Although human resources and a suboptimal imaging device were major barriers in our attempt to pilot mTeleophthalmology in a rural hospital in Southern Malawi, this innovation should still be considered as a useful approach to build clinicians’ capacity on fundoscopic examination, ensure quality and continuity of HIV-care, and prevent permanent vision loss and other morbidity among HIV-infected people in sub-Saharan Africa. HIV-related morbidity could be decreased if early and accurate diagnosis and treatment of opportunistic infections having eye manifestations were possible at the primary care level, by an experienced clinician, and with distance support from an ophthalmologist [6, 7]. Unexpected and non-anticipated barriers, together with proposed solutions, must be an essential element in the design of any telemedicine plan; however, this may be difficult to achieve due to the dearth of evidence-based literature of similar experiences in sub-Saharan African.
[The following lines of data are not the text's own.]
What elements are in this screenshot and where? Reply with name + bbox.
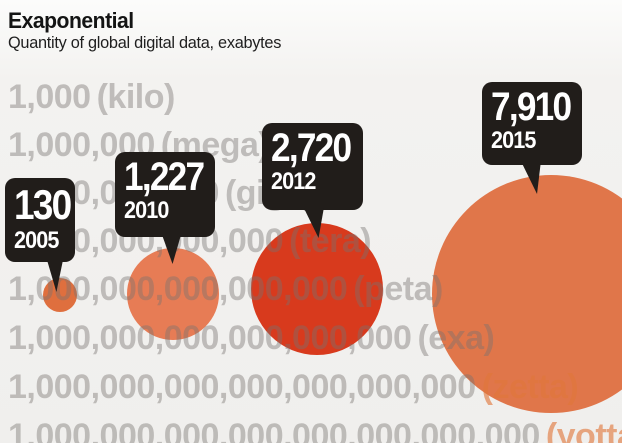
scale-row-kilo: 1,000 (kilo) <box>8 77 175 117</box>
callout-2015: 7,910 2015 <box>482 82 582 165</box>
scale-unit: (kilo) <box>96 78 176 116</box>
callout-2005: 130 2005 <box>5 178 75 262</box>
bubble-2015 <box>432 175 622 413</box>
bubble-2005 <box>43 278 77 312</box>
callout-2012: 2,720 2012 <box>262 123 363 210</box>
callout-year: 2015 <box>491 127 536 154</box>
callout-year: 2005 <box>14 227 59 254</box>
bubble-2010 <box>127 248 219 340</box>
scale-unit-highlighted: (yotta) <box>545 417 622 443</box>
callout-year: 2010 <box>124 197 169 224</box>
callout-year: 2012 <box>271 168 316 195</box>
callout-value: 2,720 <box>271 126 352 170</box>
scale-row-yotta: 1,000,000,000,000,000,000,000,000(yotta) <box>8 416 622 443</box>
chart-subtitle: Quantity of global digital data, exabyte… <box>8 33 282 52</box>
scale-number: 1,000 <box>8 78 91 116</box>
scale-number: 1,000,000,000,000,000,000,000 <box>8 368 476 406</box>
bubble-2012 <box>251 223 383 355</box>
page-title: Exaponential <box>8 8 134 33</box>
scale-number: 1,000,000,000,000,000,000,000,000 <box>8 417 540 443</box>
callout-value: 7,910 <box>491 85 572 129</box>
callout-value: 1,227 <box>124 155 205 199</box>
callout-2010: 1,227 2010 <box>115 152 215 237</box>
scale-row-exa: 1,000,000,000,000,000,000 (exa) <box>8 318 495 358</box>
callout-value: 130 <box>14 181 72 228</box>
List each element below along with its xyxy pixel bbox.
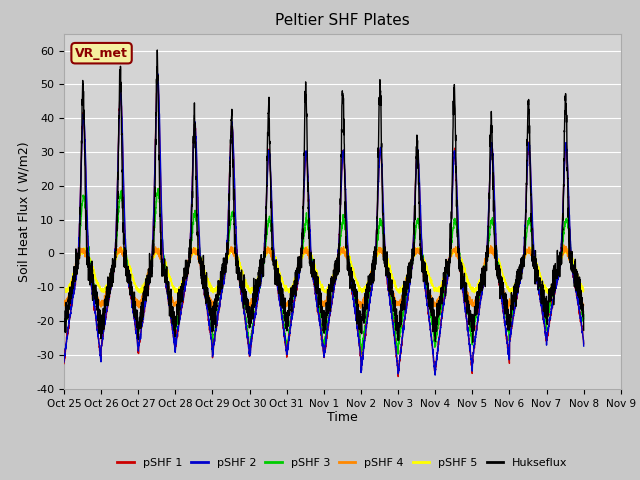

Hence, lessons learnt such as the ones we are sharing in this article must be disseminated among the scholarly community to inform the design and planning of future initiatives that aim to facilitate early diagnosis and treatment of any HIV-related conditions having eye manifestations.

Acknowledgments

The authors of this paper are greatly indebted to ophthalmologists David Heiden and Karin Lecuona, and to the Thyolo District of Health Eye Clinic and Médecins Sans Frontières (MSF) field staff that assisted in the pilot of mTeleophthalmology in Malawi.

Competing interests

Authors declare no competing interests.

Authors’ contributions

GMP conceived and wrote a draft of the manuscript. GMP and PS designed the study proposal. GMP, WS, JKM and PS acquired and analyzed the data. All authors revised critically for important intellectual content and gave final approval of the submitted version of this manuscript.